The latencies between operations is given in the different tables. The table is organized with respect to input and output resources, called connectors. Latency for variable-latency operations does not necessarily reflect the actual latency, only a lower bound possibly.
I am not sure how to interpret latencies above 15, since 15 is the highest possible value in the latencies field of the instructions.
It seems like they are correct though, those that are given, but they should be interpreted carefully.

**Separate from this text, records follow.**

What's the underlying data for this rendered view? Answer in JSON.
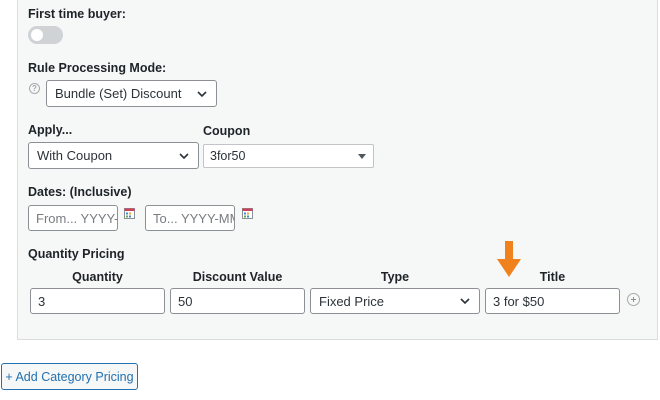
{
  "first_time_buyer": {
    "label": "First time buyer:",
    "enabled": false
  },
  "rule_processing": {
    "label": "Rule Processing Mode:",
    "value": "Bundle (Set) Discount"
  },
  "apply": {
    "label": "Apply...",
    "value": "With Coupon"
  },
  "coupon": {
    "label": "Coupon",
    "value": "3for50"
  },
  "dates": {
    "label": "Dates: (Inclusive)",
    "from_placeholder": "From... YYYY-",
    "to_placeholder": "To... YYYY-MM"
  },
  "quantity_pricing": {
    "label": "Quantity Pricing",
    "columns": [
      "Quantity",
      "Discount Value",
      "Type",
      "Title"
    ],
    "row": {
      "quantity": "3",
      "discount_value": "50",
      "type": "Fixed Price",
      "title": "3 for $50"
    }
  },
  "add_category_button": "+ Add Category Pricing",
  "colors": {
    "accent": "#2271b1",
    "arrow": "#f0821e",
    "panel_bg": "#f6f7f7"
  }
}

For example for HMMA.16816.F16 (half-precision tensor-core accelerated matrix multiply): If they chained with the connection of with input register being the same as the output register, the stated latency is 28. By micro-benchmarking I find the latency to be 24 cycles. Looking at the SASS it appears there is inserted NOP operations between them. NOP is classified as a MIO_OP, essentially because it appears NOP is used specifically to resolve some data hazards for variable-latency instructions. The correct table value is then (HMMA_OP, MIO_FAST_OPS) = 22! And our observed value is 24 because one cycle is spent executing NOP, and one cycle is lost somewhere else. I wonder where?
Note that the measured time of HMMA.16816.F32 was 33-34 cycles, which is not in the latencies table. Maybe because it is above 2*15, or maybe cause is greater than 27, which is the largest value of the usched table in the instructions file -- 28 is the greatest value latency in the latency file. The latency for DMMA.884 was measured to be 38-39 cycles (and as high as 177 with multiple threads), which is quite far from (DMMA_OP, DMMA_OP) = 25 or (DMMA_OP, MIO_FAST_OPS) = 23.
Another example is with the variable-latency MUFU operation. It is also a MIO_FAST_OP, but unfortunately the latency for chaining these is not given. In terms of scheduling this is not an issue, as there is no hazards (as long as appropriate barriers are set). I measured MUFU.SQRT to be 17 cycles (sm86), which is also the time of MUFU.RSQ (reciprocal square root), MUFU.LG2 (2-logarithm) and MUFU.EX2 (2-exponential). The first case is most interesting, since one might expect MUFU.SQRT to have the latency of MUFU.RSQ + MUFU.RCP (reciprocal).
Findings:
- Truly fixed latencies with times over 15 cycles appear to be implemented by inserting NOP instructions. These NOP probably either use barriers, or maybe just use the truly simple method fixed stall cycles (enough to cover the remaining cycles over 15).
- Truly variable latencies are not specified in the latencies file. They must be resolved with barriers and the like. This is probably because they involve shared resources.
- The time before a predicate can be used appear to be 13 cycles (sm86) in many cases, but it can be as low as 5 cycles in the common case of 32-bit float operations it seems (see table for specific connectors).
The unique files are found by md5sum * | grep ".txt" | sort | uniq -w33 | awk '{print $2}' | sort
sm_35_instructions.txt sm_35_latencies.txt sm_37_instructions.txt sm_50_instructions.txt sm_50_latencies.txt sm_52_instructions.txt sm_52_latencies.txt sm_60_instructions.txt sm_60_latencies.txt sm_61_instructions.txt sm_61_latencies.txt sm_70_instructions.txt sm_70_latencies.txt sm_72_instructions.txt sm_72_latencies.txt sm_75_instructions.txt sm_75_latencies.txt sm_80_instructions.txt sm_80_latencies.txt sm_86_instructions.txt sm_86_latencies.txt
This shows that some parts were unchanged between different compute capabilities. These files are 32.6 MB.
The size of the .data and .rodata segment in nvdisasm is 30.9 + 0.17 = 31.07 MB. So some decompression is most likely done, which explains why the text files are not easily discoverable.